A natureza objetiva da responsabilidade do banco, atuante no sistema bancário, impõe que ele assume o risco inerente à tal atividade, ou seja, que garanta a segurança das operações realizadas por meios eletrônicos, assim como daquelas efetivadas no interior das agências, postos de atendimento ou caixas eletrônicos, não devendo permitir a livre ação de fraudadores.
Outrossim, bem se sabe que os sistemas eletrônicos das instituições financeiras não são à prova de falhas, devendo elas serem responsabilizadas pelos métodos de pagamentos colocados à disposição dos consumidores.
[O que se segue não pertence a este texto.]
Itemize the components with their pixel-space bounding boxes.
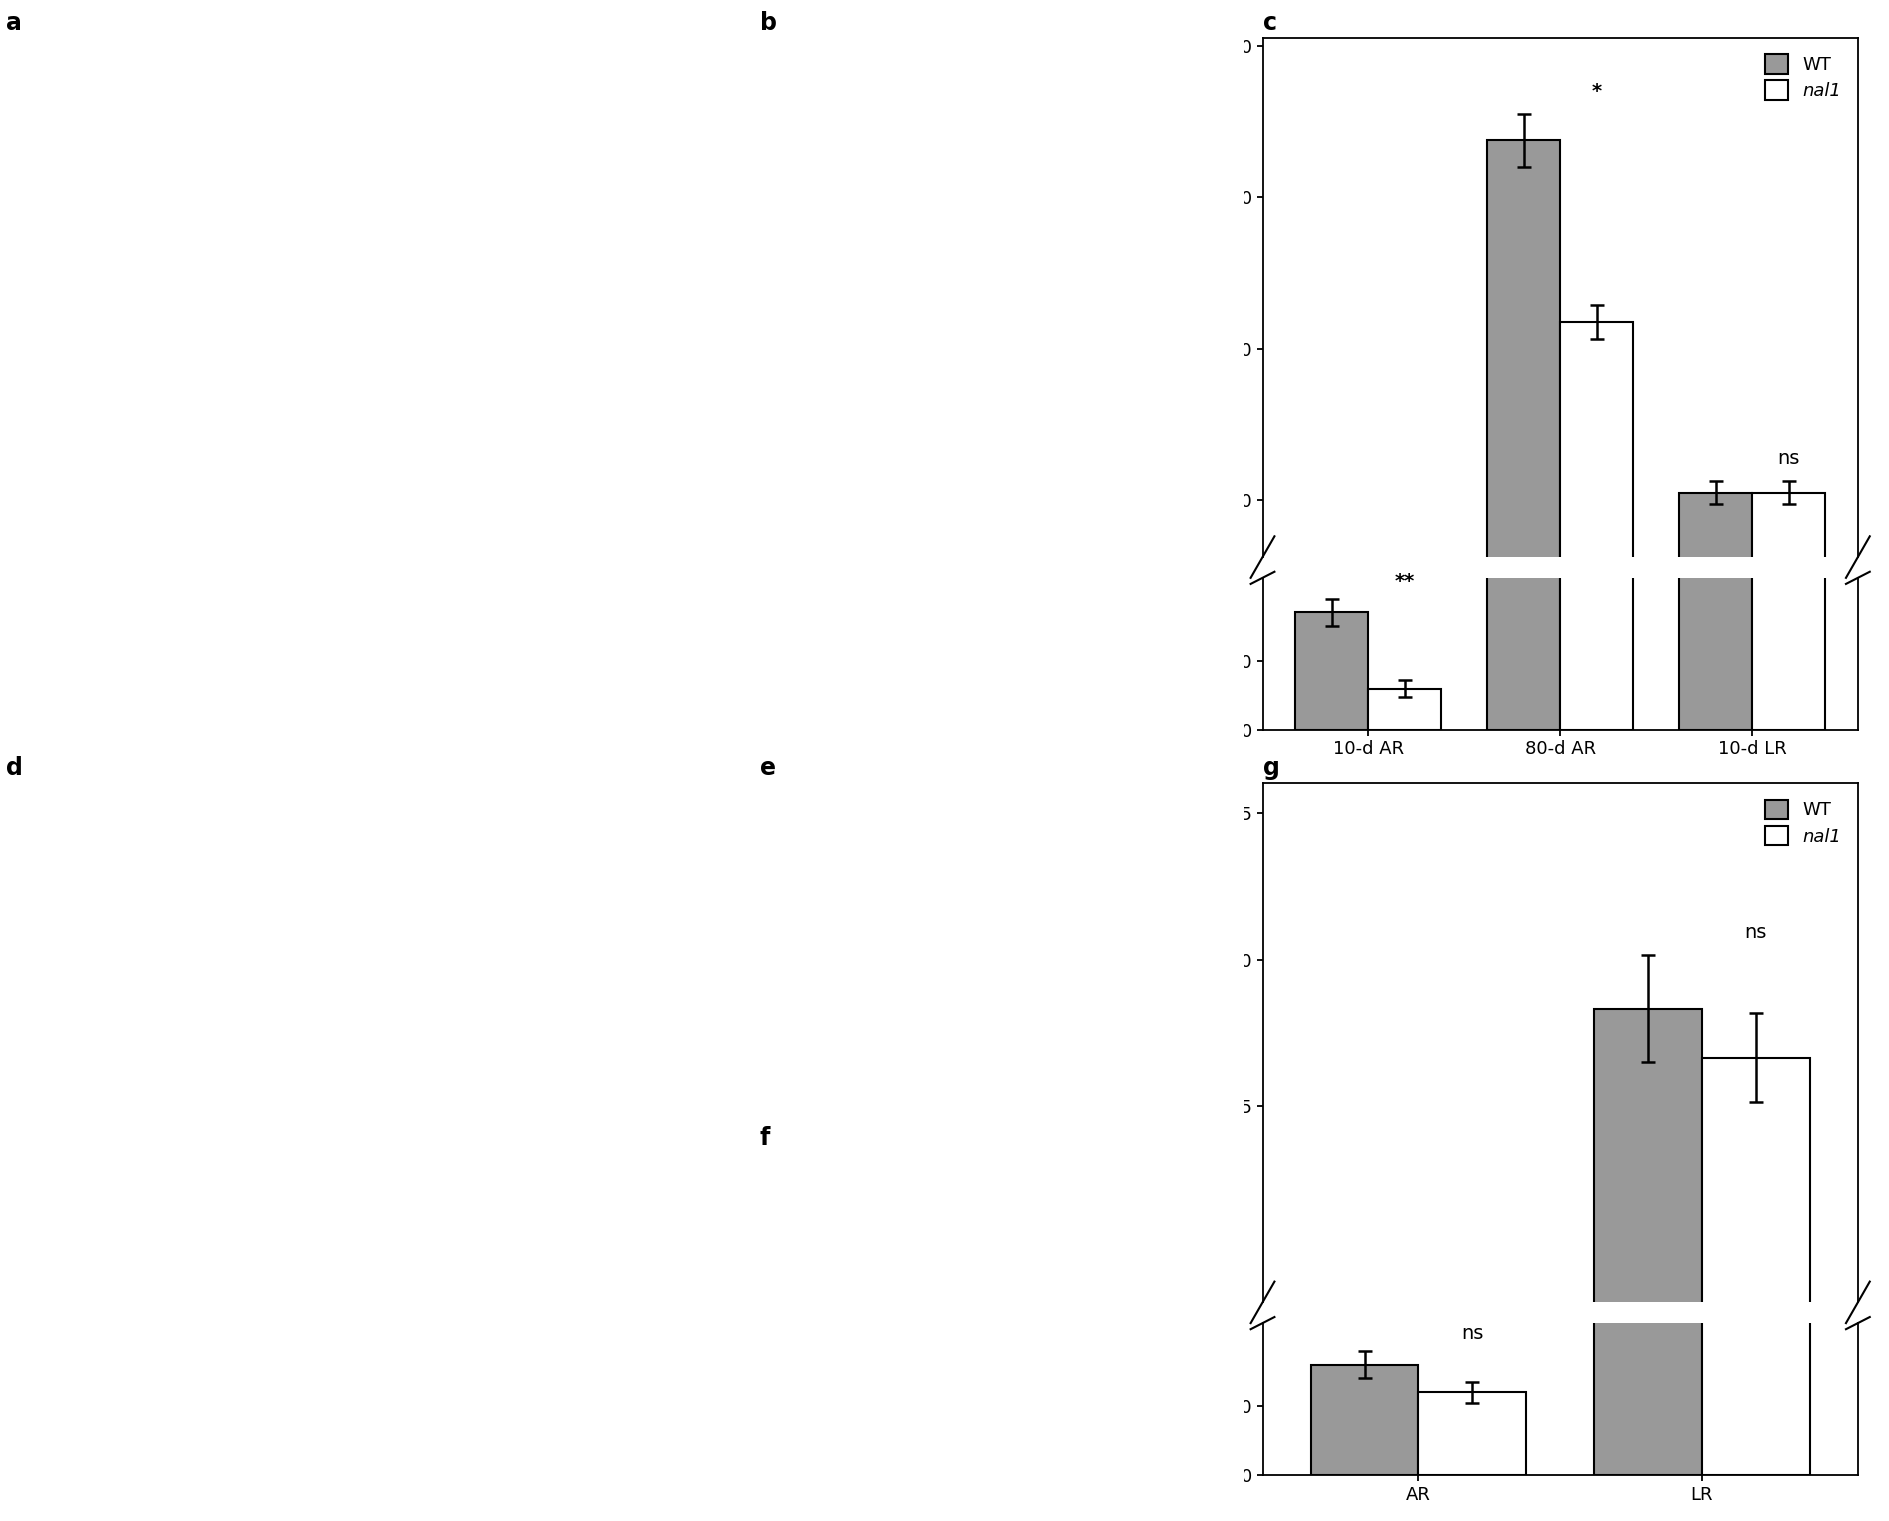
Text: g: g xyxy=(1262,756,1279,780)
Text: ns: ns xyxy=(1778,449,1798,468)
Bar xyxy=(1487,0,1560,730)
Bar xyxy=(1677,493,1751,653)
Text: ns: ns xyxy=(1744,923,1766,941)
Text: f: f xyxy=(759,1126,769,1150)
Text: ns: ns xyxy=(1460,1325,1483,1343)
Text: e: e xyxy=(759,756,774,780)
Bar xyxy=(1368,630,1441,653)
Bar xyxy=(1311,1364,1417,1475)
Bar xyxy=(1560,128,1632,730)
Bar xyxy=(1294,613,1368,730)
Bar xyxy=(1417,1392,1526,1475)
Bar xyxy=(1487,140,1560,653)
Legend: WT, nal1: WT, nal1 xyxy=(1757,47,1847,108)
Bar xyxy=(1368,689,1441,730)
Bar xyxy=(1560,322,1632,653)
Bar xyxy=(1751,493,1825,653)
Bar xyxy=(1700,1057,1808,1521)
Text: d: d xyxy=(6,756,23,780)
Text: **: ** xyxy=(1394,572,1415,592)
Text: a: a xyxy=(6,11,21,35)
Bar xyxy=(1311,1390,1417,1521)
Bar xyxy=(1751,440,1825,730)
Bar xyxy=(1594,1095,1702,1475)
Bar xyxy=(1294,587,1368,653)
Bar xyxy=(1677,440,1751,730)
Bar xyxy=(1700,1129,1808,1475)
Y-axis label: Root number: Root number xyxy=(1203,980,1222,1106)
Text: *: * xyxy=(1591,82,1600,100)
Text: b: b xyxy=(759,11,776,35)
Bar xyxy=(1417,1430,1526,1521)
Text: c: c xyxy=(1262,11,1275,35)
Legend: WT, nal1: WT, nal1 xyxy=(1757,792,1847,853)
Bar xyxy=(1594,1008,1702,1521)
Y-axis label: Root number: Root number xyxy=(1192,234,1211,360)
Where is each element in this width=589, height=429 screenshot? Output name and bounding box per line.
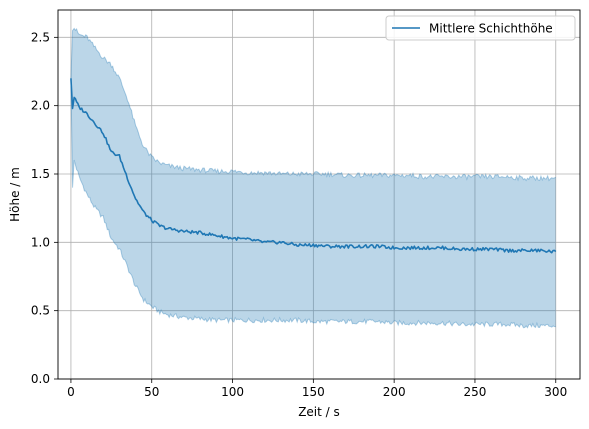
x-tick-label: 300 bbox=[544, 385, 567, 399]
axes-frame bbox=[57, 9, 581, 380]
y-tick-label: 0.0 bbox=[31, 372, 50, 386]
x-tick-label: 100 bbox=[221, 385, 244, 399]
band-lower-edge bbox=[70, 78, 556, 329]
series-line-mittlere-schichthoehe bbox=[70, 78, 557, 254]
band-upper-edge bbox=[70, 27, 556, 182]
y-axis-ticks: 0.0 0.5 1.0 1.5 2.0 2.5 bbox=[31, 30, 58, 386]
y-axis-label: Höhe / m bbox=[8, 167, 22, 222]
x-axis-ticks: 0 50 100 150 200 250 300 bbox=[67, 379, 567, 399]
x-tick-label: 250 bbox=[464, 385, 487, 399]
x-axis-label: Zeit / s bbox=[298, 405, 340, 419]
y-tick-label: 2.0 bbox=[31, 99, 50, 113]
legend-label: Mittlere Schichthöhe bbox=[429, 22, 553, 36]
y-tick-label: 1.5 bbox=[31, 167, 50, 181]
x-tick-label: 0 bbox=[67, 385, 75, 399]
y-tick-label: 1.0 bbox=[31, 235, 50, 249]
min-max-band bbox=[70, 28, 556, 328]
y-tick-label: 2.5 bbox=[31, 30, 50, 44]
x-tick-label: 200 bbox=[383, 385, 406, 399]
y-tick-label: 0.5 bbox=[31, 304, 50, 318]
legend: Mittlere Schichthöhe bbox=[385, 15, 576, 41]
x-tick-label: 150 bbox=[302, 385, 325, 399]
legend-box bbox=[385, 15, 576, 41]
x-tick-label: 50 bbox=[144, 385, 159, 399]
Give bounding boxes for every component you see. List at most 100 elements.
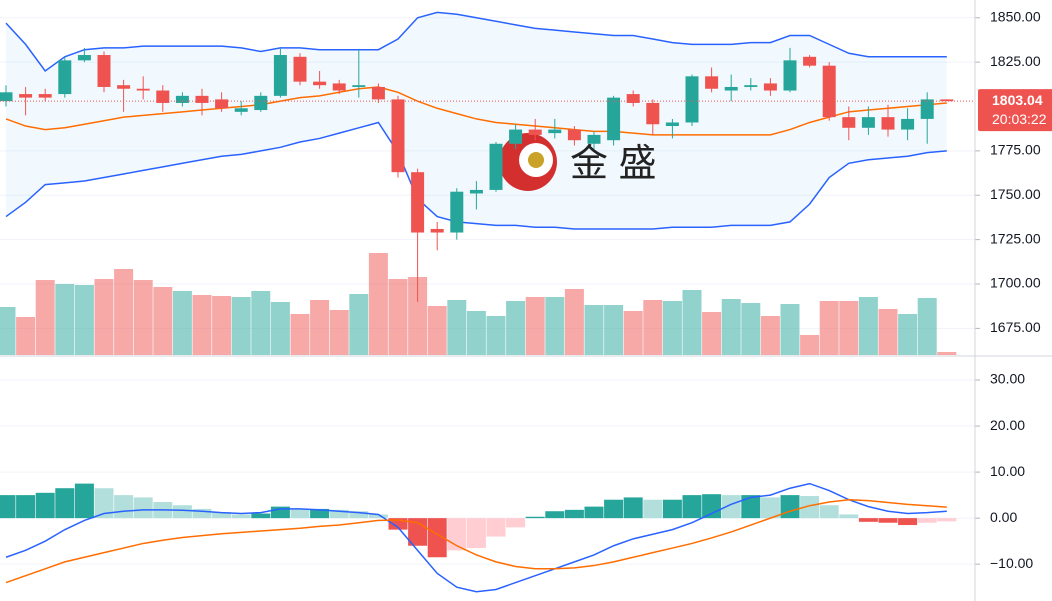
volume-bar (839, 301, 859, 355)
macd-histogram-bar (564, 509, 584, 519)
countdown: 20:03:22 (992, 111, 1047, 127)
candle-body (665, 122, 679, 127)
volume-bar (349, 294, 369, 355)
macd-histogram-bar (114, 495, 134, 519)
y-tick-label: 0.00 (990, 509, 1017, 525)
volume-bar (408, 277, 428, 355)
volume-bar (858, 297, 878, 355)
candle-body (352, 85, 366, 87)
candle-body (293, 56, 307, 82)
candle-body (803, 56, 817, 66)
y-tick-label: 1775.00 (990, 142, 1041, 158)
macd-histogram-bar (858, 518, 878, 522)
volume-bar (94, 279, 114, 355)
volume-bar (172, 291, 192, 355)
candle-body (391, 99, 405, 173)
macd-histogram-bar (506, 518, 526, 528)
macd-histogram-bar (310, 508, 330, 519)
volume-bar (878, 309, 898, 355)
bollinger-upper (5, 11, 947, 73)
volume-bar (368, 253, 388, 355)
candle-body (548, 129, 562, 134)
candle-body (744, 85, 758, 87)
volume-bar (251, 291, 271, 355)
candle-body (842, 117, 856, 128)
macd-histogram-bar (94, 488, 114, 519)
candle-body (901, 118, 915, 130)
y-tick-label: 30.00 (990, 371, 1025, 387)
price-label: 1803.04 (992, 92, 1043, 108)
y-tick-label: 10.00 (990, 463, 1025, 479)
macd-histogram-bar (16, 495, 36, 519)
candle-body (528, 129, 542, 135)
volume-bar (702, 312, 722, 355)
volume-bar (486, 316, 506, 355)
macd-histogram-bar (937, 518, 957, 522)
y-tick-label: −10.00 (990, 555, 1033, 571)
watermark: 金 盛 (570, 143, 657, 185)
volume-bar (819, 301, 839, 355)
volume-bar (212, 296, 232, 355)
macd-histogram-bar (368, 514, 388, 519)
volume-bar (780, 304, 800, 355)
candle-body (607, 97, 621, 141)
candle-body (117, 85, 131, 89)
volume-bar (290, 314, 310, 355)
macd-histogram-bar (780, 495, 800, 519)
macd-histogram-bar (486, 518, 506, 537)
macd-histogram-bar (192, 508, 212, 519)
y-tick-label: 1850.00 (990, 8, 1041, 24)
macd-histogram-bar (133, 497, 153, 519)
candle-body (195, 95, 209, 103)
candle-body (705, 76, 719, 89)
bollinger-middle (5, 86, 947, 136)
candle-body (587, 134, 601, 144)
volume-bar (564, 289, 584, 355)
macd-histogram-bar (760, 497, 780, 519)
volume-bar (310, 300, 330, 355)
macd-histogram-bar (231, 514, 251, 519)
y-tick-label: 1725.00 (990, 230, 1041, 246)
macd-histogram-bar (0, 495, 16, 519)
candle-body (626, 94, 640, 103)
volume-bar (329, 310, 349, 355)
candle-body (763, 83, 777, 91)
candle-body (783, 60, 797, 91)
macd-histogram-bar (604, 499, 624, 519)
macd-histogram-bar (270, 506, 290, 519)
candle-body (567, 129, 581, 141)
candle-body (685, 76, 699, 123)
candle-body (371, 86, 385, 100)
macd-histogram-bar (662, 499, 682, 519)
macd-histogram-bar (329, 509, 349, 519)
y-tick-label: 1750.00 (990, 186, 1041, 202)
candle-body (861, 117, 875, 128)
macd-line (5, 482, 947, 593)
volume-bar (231, 297, 251, 355)
logo-dot (528, 152, 544, 168)
volume-bar (74, 285, 94, 355)
candle-body (450, 191, 464, 233)
macd-histogram-bar (55, 488, 75, 519)
volume-bar (662, 301, 682, 355)
band-fill (6, 12, 947, 229)
macd-histogram-bar (172, 505, 192, 519)
volume-bar (760, 316, 780, 355)
candle-body (822, 65, 836, 118)
macd-histogram-bar (251, 513, 271, 519)
macd-histogram-bar (466, 518, 486, 549)
macd-histogram-bar (349, 511, 369, 519)
candle-body (0, 92, 13, 102)
candle-body (156, 90, 170, 103)
macd-histogram-bar (545, 511, 565, 519)
macd-histogram-bar (898, 518, 918, 526)
volume-bar (800, 335, 820, 355)
macd-histogram-bar (74, 483, 94, 519)
macd-histogram-bar (212, 512, 232, 519)
volume-bar (525, 297, 545, 355)
volume-bar (917, 298, 937, 355)
candle-body (646, 102, 660, 125)
candle-body (411, 172, 425, 233)
macd-histogram-bar (525, 516, 545, 519)
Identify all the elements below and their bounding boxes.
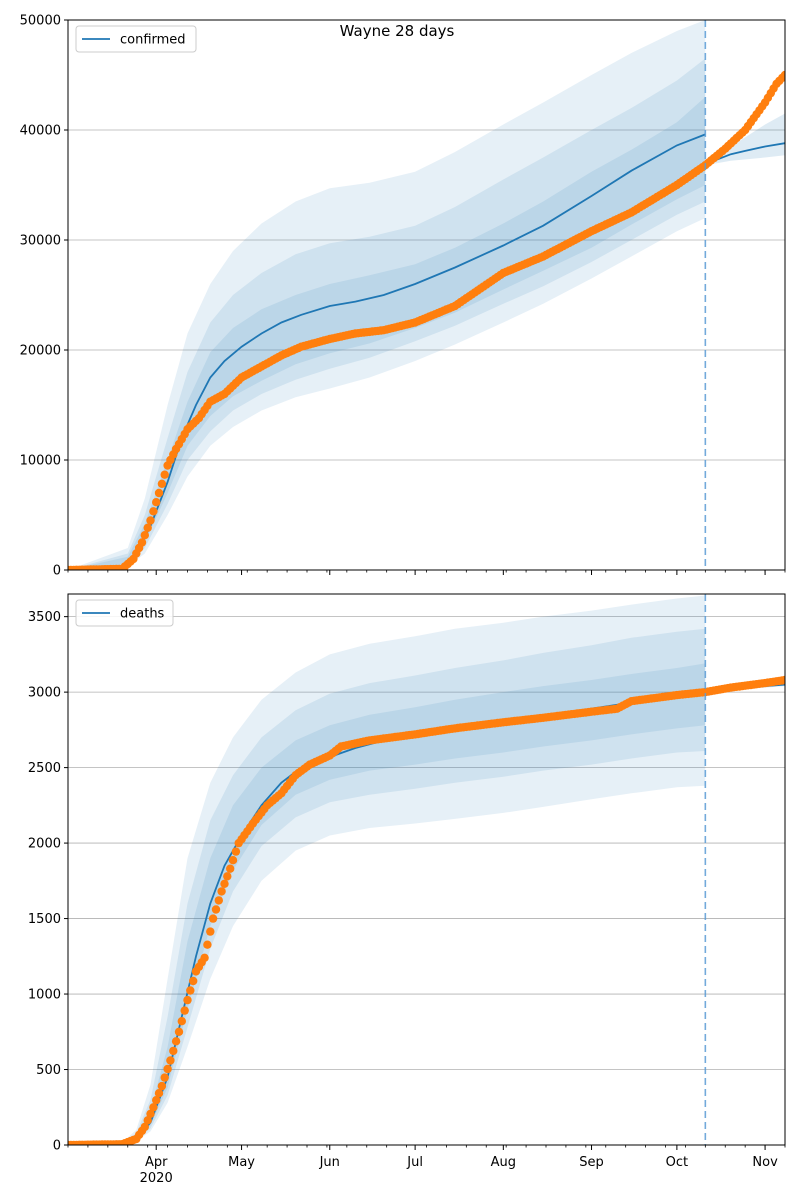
observed-point bbox=[177, 1017, 186, 1026]
y-tick-label: 0 bbox=[53, 564, 61, 579]
x-tick-label: Jul bbox=[406, 1155, 423, 1170]
observed-point bbox=[152, 1096, 161, 1105]
observed-point bbox=[149, 1103, 158, 1112]
y-tick-label: 30000 bbox=[20, 234, 61, 249]
observed-point bbox=[217, 887, 226, 896]
legend-label: confirmed bbox=[120, 33, 186, 48]
observed-point bbox=[163, 1064, 172, 1074]
observed-point bbox=[143, 1116, 152, 1125]
observed-point bbox=[166, 1056, 175, 1065]
observed-point bbox=[140, 531, 149, 540]
plot-area bbox=[68, 595, 785, 1145]
x-tick-label: May bbox=[228, 1155, 255, 1170]
observed-point bbox=[152, 498, 161, 507]
observed-point bbox=[223, 872, 232, 881]
y-tick-label: 10000 bbox=[20, 454, 61, 469]
observed-point bbox=[154, 488, 164, 498]
y-tick-label: 500 bbox=[36, 1063, 61, 1078]
confidence-band-2 bbox=[68, 58, 706, 570]
confirmed-panel: 0 10000 20000 30000 40000 50000 confirmed bbox=[20, 14, 786, 579]
observed-point bbox=[169, 1046, 178, 1056]
observed-point bbox=[214, 896, 223, 905]
observed-point bbox=[220, 879, 229, 888]
observed-point bbox=[203, 940, 212, 949]
observed-point bbox=[189, 976, 198, 986]
x-tick-sublabel: 2020 bbox=[140, 1171, 173, 1186]
observed-point bbox=[208, 914, 218, 923]
observed-point bbox=[143, 523, 152, 532]
figure-title: Wayne 28 days bbox=[340, 22, 455, 40]
y-tick-label: 3000 bbox=[28, 686, 61, 701]
y-tick-label: 0 bbox=[53, 1139, 61, 1154]
y-tick-label: 40000 bbox=[20, 124, 61, 139]
x-tick-label: Apr bbox=[145, 1155, 168, 1170]
x-tick-label: Nov bbox=[752, 1155, 778, 1170]
observed-point bbox=[154, 1089, 164, 1098]
legend-box bbox=[75, 25, 197, 53]
legend-label: deaths bbox=[120, 607, 165, 622]
observed-point bbox=[206, 927, 215, 936]
confidence-band-2 bbox=[68, 628, 706, 1145]
observed-series bbox=[68, 70, 785, 570]
observed-point bbox=[226, 864, 235, 873]
observed-point bbox=[228, 856, 238, 865]
observed-point bbox=[186, 986, 195, 995]
observed-point bbox=[146, 516, 155, 525]
observed-point bbox=[174, 1027, 184, 1037]
observed-point bbox=[149, 507, 158, 516]
observed-point bbox=[157, 1081, 167, 1091]
observed-point bbox=[137, 538, 147, 547]
observed-point bbox=[780, 675, 785, 685]
legend-box bbox=[75, 599, 174, 627]
observed-point bbox=[160, 1073, 169, 1082]
observed-point bbox=[160, 470, 169, 479]
observed-point bbox=[171, 1037, 181, 1046]
observed-point bbox=[211, 905, 221, 914]
observed-point bbox=[146, 1109, 155, 1119]
plot-area bbox=[68, 20, 785, 570]
y-tick-label: 2500 bbox=[28, 761, 61, 776]
confidence-band-1 bbox=[68, 20, 706, 570]
observed-point bbox=[780, 70, 785, 80]
y-tick-label: 2000 bbox=[28, 837, 61, 852]
x-tick-label: Jun bbox=[319, 1155, 340, 1170]
confidence-band-1 bbox=[68, 595, 706, 1145]
model-line bbox=[68, 133, 706, 570]
x-tick-label: Oct bbox=[666, 1155, 688, 1170]
y-tick-label: 20000 bbox=[20, 344, 61, 359]
x-tick-label: Sep bbox=[579, 1155, 604, 1170]
observed-series bbox=[68, 675, 785, 1145]
legend: confirmed bbox=[75, 25, 197, 53]
y-tick-label: 1500 bbox=[28, 912, 61, 927]
observed-point bbox=[157, 479, 167, 488]
y-tick-label: 1000 bbox=[28, 988, 61, 1003]
x-tick-label: Aug bbox=[491, 1155, 516, 1170]
legend: deaths bbox=[75, 599, 174, 627]
y-tick-label: 50000 bbox=[20, 14, 61, 29]
y-tick-label: 3500 bbox=[28, 610, 61, 625]
observed-point bbox=[200, 953, 209, 962]
observed-point bbox=[180, 1006, 189, 1015]
confidence-band-3 bbox=[68, 663, 706, 1145]
observed-point bbox=[140, 1122, 149, 1132]
observed-point bbox=[183, 995, 192, 1005]
observed-point bbox=[231, 847, 241, 856]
Ademais, segundo Guilherme Farid Mischi Bou Cheb, Diretor do PROCON, o posicionamento do Procon é o de que o banco tem a obrigação de monitorar o perfil daquele consumidor e não autorizar transações fora do perfil.
O banco, portanto, deve manter o ambiente seguro. Se ele disponibiliza o aplicativo, faturando com isso, ele assume o risco do negócio. Assim, ele deve bloquear as transações suspeitas, como procedimento de segurança. Por isso, mecanismos devem ser criados para proteger os correntistas. O mau controle dos bancos sobre os procedimentos de segurança, em lançamentos na conta bancária e no ressarcimento de débitos indevidos, caracteriza um descaso com o consumidor, demonstrando uma alta desconfiança em relação ao seu cliente (pouca investigação e muita desconfiança).
Ao trocarmos as palavras banco e instituição financeira por companhia aérea, notamos que todo o exposto é aplicável às empresas aéreas quando o assunto é milhas. As empresas aéreas se utilizam das milhagens para fidelizar consumidores e atraí-los para suas empresas. Desse modo, uma falha na segurança desses valores leva à responsabilização objetiva da empresa. Isso porque, também, aplica-se a teoria do risco do negócio, já que ela se vale da emissão de valores (milhagens) e guarda desses para atrair consumidores, ou seja, aufere os ônus, ela deverá, no mesmo sentido, suportar os bônus, que seria o risco de furto/extravio. A empresa aérea não é obrigada a fornecer tais serviços, mas a partir do momento que os disponibiliza, ela deverá tomar todas as cautelas necessárias para seu seguro fornecimento.
Assim, em relação ao extravio dos pontos, a jurisprudência, em especial no TJSP, já vem adotando que uma falha no sistema de segurança da instituição aérea revela deficiência nos serviços prestados. Assim, tal ocorrido se enquadra no fato do produto e do serviço, que é quando eles não entregam a segurança que razoavelmente deles se esperam. Nesse sentido, os artigos 12º e 14º do CDC são aplicáveis, trazendo a responsabilidade objetiva as empresas aéreas, que são fornecedoras de serviço e de produto, e, portanto, devem garantir a segurança das operações realizadas por seus meios eletrônicos, bem como a aplicação análoga da Súmula 479 do STJ.